Ce dont on (ne) parle (pas)

Le commerce des armes reste un sujet prohibé dans les rédactions où on se targue pourtant de briser des tabous.

Sébastien Fontenelle  • 11 mai 2016 abonné·es
Ce dont on (ne) parle (pas)
© Photo: MIKHAIL VOSKRESENSKIY / RIA NOVOSTI

Sais-tu ce que nous devrions faire ?

Nous devrions méditer [^1] sur ce dont la presse et les médias comme il faut (LPELMCIF) nous parlent.
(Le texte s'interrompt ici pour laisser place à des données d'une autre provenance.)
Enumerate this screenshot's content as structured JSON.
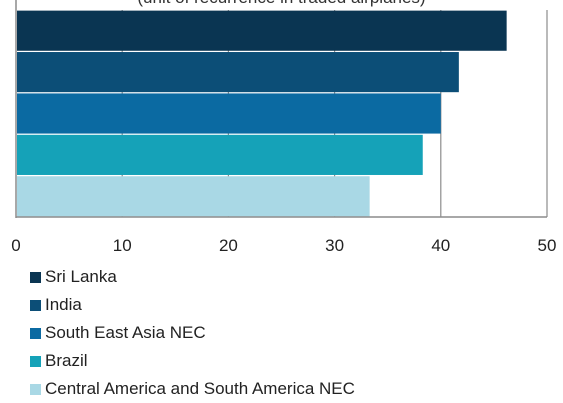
{
  "chart_data": {
    "type": "bar",
    "orientation": "horizontal",
    "title": "",
    "subtitle": "(unit of recurrence in traded airplanes)",
    "xlabel": "",
    "ylabel": "",
    "xlim": [
      0,
      50
    ],
    "xticks": [
      "0",
      "10",
      "20",
      "30",
      "40",
      "50"
    ],
    "grid": true,
    "legend_position": "bottom-left",
    "series": [
      {
        "name": "Sri Lanka",
        "value": 46.2,
        "color": "#0a3552"
      },
      {
        "name": "India",
        "value": 41.7,
        "color": "#0c4e77"
      },
      {
        "name": "South East Asia NEC",
        "value": 40.0,
        "color": "#0b6aa2"
      },
      {
        "name": "Brazil",
        "value": 38.3,
        "color": "#15a2b8"
      },
      {
        "name": "Central America and South America NEC",
        "value": 33.3,
        "color": "#a9d8e5"
      }
    ]
  }
}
Puis nous devrions nous interroger, surtout, sur ce dont ils ne nous parlent pas. (Ou si peu que c’est tout comme si ça n’existait pas.)
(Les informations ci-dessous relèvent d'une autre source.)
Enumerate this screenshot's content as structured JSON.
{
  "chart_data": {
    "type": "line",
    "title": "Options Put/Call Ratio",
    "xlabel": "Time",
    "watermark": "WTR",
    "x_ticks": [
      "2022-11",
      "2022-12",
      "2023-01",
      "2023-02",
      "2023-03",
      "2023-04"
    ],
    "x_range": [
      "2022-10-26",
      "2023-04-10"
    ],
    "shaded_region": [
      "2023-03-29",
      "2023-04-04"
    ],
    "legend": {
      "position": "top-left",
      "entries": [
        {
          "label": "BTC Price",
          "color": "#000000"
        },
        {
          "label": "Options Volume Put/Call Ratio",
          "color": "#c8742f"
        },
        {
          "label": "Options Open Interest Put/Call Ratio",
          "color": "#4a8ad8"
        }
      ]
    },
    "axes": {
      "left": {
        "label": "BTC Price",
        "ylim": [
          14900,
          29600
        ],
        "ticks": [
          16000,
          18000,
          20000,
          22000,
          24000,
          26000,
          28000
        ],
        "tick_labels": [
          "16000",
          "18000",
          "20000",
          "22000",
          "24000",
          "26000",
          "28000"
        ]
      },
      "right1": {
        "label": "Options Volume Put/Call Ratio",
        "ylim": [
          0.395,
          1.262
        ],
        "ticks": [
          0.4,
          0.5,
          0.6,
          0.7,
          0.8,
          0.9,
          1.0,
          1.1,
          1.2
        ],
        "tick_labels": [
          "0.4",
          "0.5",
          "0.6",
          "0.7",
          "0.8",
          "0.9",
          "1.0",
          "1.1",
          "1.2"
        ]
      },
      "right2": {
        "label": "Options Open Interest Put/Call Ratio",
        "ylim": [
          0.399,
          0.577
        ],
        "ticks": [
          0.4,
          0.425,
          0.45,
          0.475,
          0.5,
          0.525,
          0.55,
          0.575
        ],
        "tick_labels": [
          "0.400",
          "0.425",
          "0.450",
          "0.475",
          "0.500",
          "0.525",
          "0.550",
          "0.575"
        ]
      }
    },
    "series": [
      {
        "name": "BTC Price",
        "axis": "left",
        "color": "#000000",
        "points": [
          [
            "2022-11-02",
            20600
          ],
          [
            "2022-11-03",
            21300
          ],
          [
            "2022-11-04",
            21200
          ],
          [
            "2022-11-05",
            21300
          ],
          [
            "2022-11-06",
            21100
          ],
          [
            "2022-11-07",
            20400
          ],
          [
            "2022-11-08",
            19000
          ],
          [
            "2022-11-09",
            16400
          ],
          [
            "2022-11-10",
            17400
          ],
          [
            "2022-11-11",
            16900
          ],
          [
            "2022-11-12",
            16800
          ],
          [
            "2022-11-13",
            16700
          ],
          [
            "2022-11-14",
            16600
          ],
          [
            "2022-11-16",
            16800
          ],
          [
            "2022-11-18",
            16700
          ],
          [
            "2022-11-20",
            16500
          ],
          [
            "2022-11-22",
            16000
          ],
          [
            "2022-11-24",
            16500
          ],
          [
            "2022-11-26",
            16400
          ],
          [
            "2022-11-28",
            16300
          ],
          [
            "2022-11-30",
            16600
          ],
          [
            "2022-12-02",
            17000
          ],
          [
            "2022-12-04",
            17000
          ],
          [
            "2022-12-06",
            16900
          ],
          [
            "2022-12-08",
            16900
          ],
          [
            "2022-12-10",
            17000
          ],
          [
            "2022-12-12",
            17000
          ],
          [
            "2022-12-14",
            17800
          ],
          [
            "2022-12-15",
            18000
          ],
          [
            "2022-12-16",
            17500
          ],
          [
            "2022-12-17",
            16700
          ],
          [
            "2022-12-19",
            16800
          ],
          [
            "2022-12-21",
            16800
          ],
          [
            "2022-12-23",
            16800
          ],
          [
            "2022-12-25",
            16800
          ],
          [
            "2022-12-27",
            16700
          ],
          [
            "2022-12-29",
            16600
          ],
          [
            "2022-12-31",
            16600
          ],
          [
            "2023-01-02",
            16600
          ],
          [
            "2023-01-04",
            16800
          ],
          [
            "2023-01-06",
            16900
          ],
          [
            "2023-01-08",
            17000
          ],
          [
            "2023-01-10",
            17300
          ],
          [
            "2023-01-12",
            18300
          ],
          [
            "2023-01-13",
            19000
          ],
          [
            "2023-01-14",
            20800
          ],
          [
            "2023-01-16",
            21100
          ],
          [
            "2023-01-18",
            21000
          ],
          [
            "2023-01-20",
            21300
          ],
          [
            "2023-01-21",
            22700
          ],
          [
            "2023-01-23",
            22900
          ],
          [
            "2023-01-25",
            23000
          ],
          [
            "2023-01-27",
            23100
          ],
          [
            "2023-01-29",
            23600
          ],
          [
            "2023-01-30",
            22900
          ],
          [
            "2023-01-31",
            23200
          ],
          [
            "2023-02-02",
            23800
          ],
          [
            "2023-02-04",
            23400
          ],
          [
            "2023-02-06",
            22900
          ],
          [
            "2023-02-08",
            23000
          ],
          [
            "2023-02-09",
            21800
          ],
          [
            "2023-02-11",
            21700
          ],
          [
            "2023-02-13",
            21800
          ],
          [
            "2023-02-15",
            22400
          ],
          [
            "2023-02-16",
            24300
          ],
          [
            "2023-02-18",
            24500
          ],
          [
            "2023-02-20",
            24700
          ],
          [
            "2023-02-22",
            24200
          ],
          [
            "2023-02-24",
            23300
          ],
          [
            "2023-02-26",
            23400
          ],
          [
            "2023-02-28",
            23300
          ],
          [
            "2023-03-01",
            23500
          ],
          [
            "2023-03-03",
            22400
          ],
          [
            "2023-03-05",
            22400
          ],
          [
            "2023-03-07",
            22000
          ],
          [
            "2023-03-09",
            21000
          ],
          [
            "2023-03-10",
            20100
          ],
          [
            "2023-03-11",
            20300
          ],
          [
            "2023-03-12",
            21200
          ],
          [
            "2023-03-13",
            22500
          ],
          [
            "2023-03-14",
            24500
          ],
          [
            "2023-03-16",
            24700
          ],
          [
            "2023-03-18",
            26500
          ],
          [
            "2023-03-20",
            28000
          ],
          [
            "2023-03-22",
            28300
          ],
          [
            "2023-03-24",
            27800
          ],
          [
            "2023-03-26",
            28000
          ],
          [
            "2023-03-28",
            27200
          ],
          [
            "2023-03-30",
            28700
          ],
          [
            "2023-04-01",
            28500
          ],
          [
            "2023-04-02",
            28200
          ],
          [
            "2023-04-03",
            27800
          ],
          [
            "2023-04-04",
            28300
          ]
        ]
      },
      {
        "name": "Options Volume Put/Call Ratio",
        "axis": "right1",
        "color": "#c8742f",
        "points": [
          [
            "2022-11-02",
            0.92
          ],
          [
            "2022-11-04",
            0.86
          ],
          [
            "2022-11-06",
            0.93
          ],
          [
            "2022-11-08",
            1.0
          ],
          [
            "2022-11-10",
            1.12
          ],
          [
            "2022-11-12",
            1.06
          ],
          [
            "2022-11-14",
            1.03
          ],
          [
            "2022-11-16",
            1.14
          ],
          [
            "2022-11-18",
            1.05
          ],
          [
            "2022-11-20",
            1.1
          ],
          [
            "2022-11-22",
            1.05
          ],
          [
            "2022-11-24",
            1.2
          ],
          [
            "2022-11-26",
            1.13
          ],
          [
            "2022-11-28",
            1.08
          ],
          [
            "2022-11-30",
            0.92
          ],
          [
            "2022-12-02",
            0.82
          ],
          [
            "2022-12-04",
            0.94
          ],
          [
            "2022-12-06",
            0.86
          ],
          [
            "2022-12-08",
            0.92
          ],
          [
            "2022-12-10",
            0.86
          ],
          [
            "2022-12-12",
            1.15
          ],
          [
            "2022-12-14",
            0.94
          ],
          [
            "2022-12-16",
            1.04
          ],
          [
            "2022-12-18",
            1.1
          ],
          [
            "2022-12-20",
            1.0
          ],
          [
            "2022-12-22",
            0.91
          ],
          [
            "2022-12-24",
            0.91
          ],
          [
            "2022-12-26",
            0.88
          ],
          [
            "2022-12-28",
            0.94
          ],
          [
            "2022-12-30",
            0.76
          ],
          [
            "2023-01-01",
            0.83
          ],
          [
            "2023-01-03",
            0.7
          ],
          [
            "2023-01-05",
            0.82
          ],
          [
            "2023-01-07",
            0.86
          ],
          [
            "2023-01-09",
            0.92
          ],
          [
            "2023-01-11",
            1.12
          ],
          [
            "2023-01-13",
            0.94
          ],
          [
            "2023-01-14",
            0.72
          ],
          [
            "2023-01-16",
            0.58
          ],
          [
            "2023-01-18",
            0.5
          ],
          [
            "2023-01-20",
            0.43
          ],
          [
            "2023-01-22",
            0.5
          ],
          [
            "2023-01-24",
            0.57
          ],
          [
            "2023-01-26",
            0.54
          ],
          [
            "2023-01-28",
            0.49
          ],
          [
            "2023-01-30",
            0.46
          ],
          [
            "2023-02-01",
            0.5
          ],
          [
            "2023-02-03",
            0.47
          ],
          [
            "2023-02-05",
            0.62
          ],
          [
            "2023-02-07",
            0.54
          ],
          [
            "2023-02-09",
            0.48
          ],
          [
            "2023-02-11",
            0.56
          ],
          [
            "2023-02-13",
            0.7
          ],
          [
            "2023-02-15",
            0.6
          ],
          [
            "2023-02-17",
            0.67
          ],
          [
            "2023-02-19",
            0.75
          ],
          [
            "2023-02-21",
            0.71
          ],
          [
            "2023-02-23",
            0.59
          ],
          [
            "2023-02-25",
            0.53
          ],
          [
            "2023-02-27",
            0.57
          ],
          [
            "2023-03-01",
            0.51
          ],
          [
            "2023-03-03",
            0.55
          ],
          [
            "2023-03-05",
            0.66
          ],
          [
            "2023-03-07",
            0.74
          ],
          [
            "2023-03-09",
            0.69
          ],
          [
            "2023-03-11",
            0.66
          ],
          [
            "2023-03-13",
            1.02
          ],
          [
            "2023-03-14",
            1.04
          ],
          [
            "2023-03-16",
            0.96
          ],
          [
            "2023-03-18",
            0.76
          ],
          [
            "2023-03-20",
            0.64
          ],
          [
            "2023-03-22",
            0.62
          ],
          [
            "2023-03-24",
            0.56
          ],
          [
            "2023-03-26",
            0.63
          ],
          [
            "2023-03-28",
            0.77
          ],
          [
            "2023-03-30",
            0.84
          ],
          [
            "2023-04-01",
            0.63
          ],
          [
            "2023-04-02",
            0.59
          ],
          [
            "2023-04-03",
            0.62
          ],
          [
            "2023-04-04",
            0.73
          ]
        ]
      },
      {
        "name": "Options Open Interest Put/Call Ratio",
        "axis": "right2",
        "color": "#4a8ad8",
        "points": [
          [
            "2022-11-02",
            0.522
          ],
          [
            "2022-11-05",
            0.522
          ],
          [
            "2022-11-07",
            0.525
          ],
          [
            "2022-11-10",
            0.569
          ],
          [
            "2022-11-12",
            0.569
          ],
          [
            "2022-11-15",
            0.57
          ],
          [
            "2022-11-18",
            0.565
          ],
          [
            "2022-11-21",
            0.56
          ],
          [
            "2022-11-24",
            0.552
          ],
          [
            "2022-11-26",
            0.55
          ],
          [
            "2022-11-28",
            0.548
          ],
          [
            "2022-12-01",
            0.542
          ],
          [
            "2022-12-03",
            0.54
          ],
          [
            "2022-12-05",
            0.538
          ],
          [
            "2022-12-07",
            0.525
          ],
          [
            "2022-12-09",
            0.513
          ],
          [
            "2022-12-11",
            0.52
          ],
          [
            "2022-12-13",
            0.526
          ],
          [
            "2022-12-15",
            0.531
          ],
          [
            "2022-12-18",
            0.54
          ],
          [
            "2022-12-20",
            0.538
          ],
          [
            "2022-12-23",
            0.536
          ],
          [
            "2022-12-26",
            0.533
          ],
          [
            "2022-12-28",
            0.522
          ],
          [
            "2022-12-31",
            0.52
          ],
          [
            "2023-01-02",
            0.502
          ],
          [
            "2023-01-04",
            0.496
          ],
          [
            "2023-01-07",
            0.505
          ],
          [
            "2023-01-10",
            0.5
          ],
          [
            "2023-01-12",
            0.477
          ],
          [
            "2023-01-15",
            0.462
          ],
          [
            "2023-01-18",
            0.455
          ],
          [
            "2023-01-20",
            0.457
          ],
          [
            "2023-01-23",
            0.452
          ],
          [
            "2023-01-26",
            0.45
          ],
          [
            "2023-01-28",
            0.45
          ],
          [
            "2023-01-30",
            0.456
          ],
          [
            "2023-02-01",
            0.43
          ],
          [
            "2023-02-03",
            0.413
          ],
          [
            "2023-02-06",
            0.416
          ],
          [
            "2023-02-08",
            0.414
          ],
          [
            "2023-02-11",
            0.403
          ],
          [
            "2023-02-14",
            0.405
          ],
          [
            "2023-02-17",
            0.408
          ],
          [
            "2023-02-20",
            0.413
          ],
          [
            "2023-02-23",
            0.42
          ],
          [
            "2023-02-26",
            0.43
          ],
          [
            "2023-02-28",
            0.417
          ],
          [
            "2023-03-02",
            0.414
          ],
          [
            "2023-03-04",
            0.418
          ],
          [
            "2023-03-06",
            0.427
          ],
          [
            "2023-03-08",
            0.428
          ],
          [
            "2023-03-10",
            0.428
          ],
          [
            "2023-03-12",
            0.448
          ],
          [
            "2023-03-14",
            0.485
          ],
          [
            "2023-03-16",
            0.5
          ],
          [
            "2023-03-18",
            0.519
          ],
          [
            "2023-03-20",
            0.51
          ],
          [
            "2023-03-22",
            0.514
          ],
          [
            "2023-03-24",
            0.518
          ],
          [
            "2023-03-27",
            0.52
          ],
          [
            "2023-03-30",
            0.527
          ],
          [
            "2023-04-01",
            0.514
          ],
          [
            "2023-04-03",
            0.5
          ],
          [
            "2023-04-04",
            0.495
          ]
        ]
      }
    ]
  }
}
Par exemple, nous avons, rappelle-toi, récemment revérifié, pour la centième fois, que, si l’excellente Élisabeth Badinter dit, au nom du « féminisme », sa détestation des musulmanes voilées, LPELMCIF lui dressent dans l’instant des tribunes un peu hautes, à la fin que sa voix porte loin : nos journaux, surtout s’ils sont du soir et « de référence », rivalisent dans ces moments-là d’obséquiosité pour donner de l’écho – jusque dans les chaumières qui n’ont pas la 4G – aux proférations de celle qu’ils présentent comme « la philosophe Élisabeth Badinter ».

Mais si, dans le même temps qu’elle flagelle et fustige ces mahométanes, Élisabeth Badinter, troquant passagèrement son mortarboard de penseuse mainstream pour une plus matérialiste gapette d’actionnaire – et non des moindres – du groupe Publicis, reste sans réagir [^2] quand cet établissement, dont elle préside aussi le conseil de surveillance, se met au service de l’Arabie saoudite, où les droits des femmes sont encore un peu loin d’être parfaitement reconnus, LPELMCIF ne nous en parlent pas : cette information, qui n’est certes pas sans intérêt (puisqu’elle éclaire d’une lumière crue ce qui pourrait presque apparaître comme le commencement du début d’une faux-dercherie sommitale, où les vertus de l’engagement savent facilement s’accommoder des nécessités du business), est censurée – non par de grands coups de ciseaux, qui seraient un peu bruyants, mais par son occultation.

Itou, le commerce des armes, où la France des « socialistes » s’illustre par l’assiduité qu’elle met à se compromettre avec des potentats d’une extrême dégueulasserie, reste un sujet prohibé dans la plupart des rédactions, où l’on se targue pourtant de briser des tabous par paquets de soixante quand c’est pour taper sur les chômeurs ou sur les Roms.

Et j’entends fort bien que le fait que LPELMCIF sont dans notre cher et vieux pays (très habitué à ces mélanges) largement concentrés dans les mains de quelques marchands de flingues – et autres appareils de chasse – n’est sans doute pas étranger à cette rare discrétion mais, à un moment donné, ça serait quand même bien que la même sinistre clique éditocratiste qui, du matin au soir, distribue à 360 degrés des leçons de maintien journalistique (liste non exhaustive) prenne le temps de considérer que les muselières dont elle s’équipe avant tant de servilité devraient l’inciter, surtout, à beaucoup plus de modestie.

[^1] Et quant à moi : l’envie me vient d’en faire un prochain livre.

[^2] Disons comme ça pour aller vite.

Publié dans
De bonne humeur

Sébastien Fontenelle est un garçon plein d’entrain, adepte de la nuance et du compromis. Enfin ça, c’est les jours pairs.